This document presents an example of using Ernest to build a performance model for binary classification using Logistic Regression implemented in Spark ML.
For this example we will use the RCV1
dataset from the
LibSVM repository. A pre-processed version of the dataset (after converting negative labels to 0 as
required by MLlib) is available at s3://ernest-data/rcv1_test_256.binary
.
The first step in using Ernest is to use the Experiment Design module to figure out what training data points need to be collected. To do this we can run the following command
python expt_design.py --min-parts 4 --max-parts 32 --total-parts 256 --min-mcs 1 --max-mcs 8 --cores-per-mc 4
In the above case we choose the minimum and maximum number of data partitions that will be used for
collecting training data and also set the maximum number of machines we wish to use. Finally since
this tutorial uses r3.xlarge
instances, we set the cores-per-mc
as 4.
The output from running this command looks something like
Machines, Cores, InputFraction, Partitions, Weight
8, 32, 0.125000, 32, 1.000000
1, 4, 0.015625, 4, 1.000000
1, 4, 0.021382, 6, 1.000000
...
This table shows the training data points we will next collect
To collect training data we launch a 8 node cluster of r3.xlarge machines. We can use existing tools like spark-ec2 to do this.

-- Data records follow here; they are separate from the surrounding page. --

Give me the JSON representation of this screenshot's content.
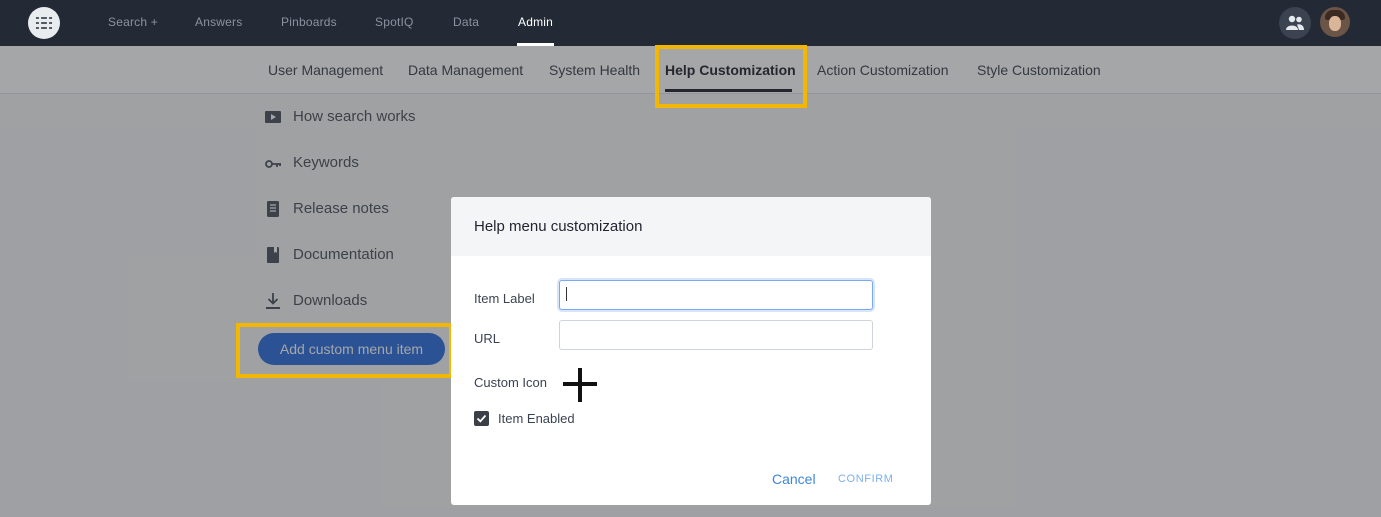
{
  "top_nav": {
    "logo_icon": "thoughtspot-logo",
    "links": [
      "Search +",
      "Answers",
      "Pinboards",
      "SpotIQ",
      "Data",
      "Admin"
    ],
    "active": "Admin",
    "users_icon": "users-icon",
    "avatar_icon": "user-avatar"
  },
  "sub_nav": {
    "tabs": [
      "User Management",
      "Data Management",
      "System Health",
      "Help Customization",
      "Action Customization",
      "Style Customization"
    ],
    "active": "Help Customization"
  },
  "help_menu": {
    "items": [
      {
        "label": "How search works",
        "icon": "video-play-icon"
      },
      {
        "label": "Keywords",
        "icon": "key-icon"
      },
      {
        "label": "Release notes",
        "icon": "document-icon"
      },
      {
        "label": "Documentation",
        "icon": "book-icon"
      },
      {
        "label": "Downloads",
        "icon": "download-icon"
      }
    ],
    "add_button": "Add custom menu item"
  },
  "modal": {
    "title": "Help menu customization",
    "item_label": "Item Label",
    "item_label_value": "",
    "url_label": "URL",
    "url_value": "",
    "custom_icon_label": "Custom Icon",
    "custom_icon_action": "plus-icon",
    "item_enabled_label": "Item Enabled",
    "item_enabled": true,
    "cancel": "Cancel",
    "confirm": "CONFIRM"
  },
  "colors": {
    "topnav": "#232a35",
    "accent": "#2d6fe0",
    "highlight": "#f2b705",
    "link": "#3f86d9"
  }
}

./spark-ec2 -s 8 -t r3.xlarge -i <key-file> -k <key-name> --copy-aws-credentials --spark-version 1.6.2 launch ernest-demo
Once the cluster is up, we next run our target application with the sampling fraction and machine sizes listed above. An example for Logistic Regression with RCV1 is in the file mllib_lr.py and a corresponding script to run this for various configurations is in collect_data.sh. One important thing to note here is that we only run 10 iterations of the algorithm as that is sufficient for building a model. While training on the complete data, the number of iterations and other parameters can be tweaked.
After we collect the necessary data we put it together in a CSV file to feed into the model builder. For the above example the CSV file looks as follows
#Cores,Input Fraction, Time (s)
32,0.125,7.94516801834
4,0.015625,4.72029209137
4,0.021382,4.87661099434
...
Our last step is to build the performance model using the collected data and then use it to predict behavior on large clusters, data sizes. To do this we can run the predictor with a command that looks like
python predictor.py rcv1-parsed.csv
This prints the predicted time taken to process the entire dataset when using up to 64 machines and the output for this case looks like
Machines, Predicted Time
4 44.6515640166
8 25.4777295249
12 19.36348049
16 16.4412832993
20 14.7682298198
24 13.7061636865
28 12.9855393036
...
Thus what we see is that the model predicts that as we go from 16 to 24 machines, the performance wins are limited as the time for 10 iterations only drops from 16.4s to 12.98s. This is because RCV1 is a very small dataset and at larger cluster sizes we spend more time on communication rather than on parallel computation. Our paper contains more examples.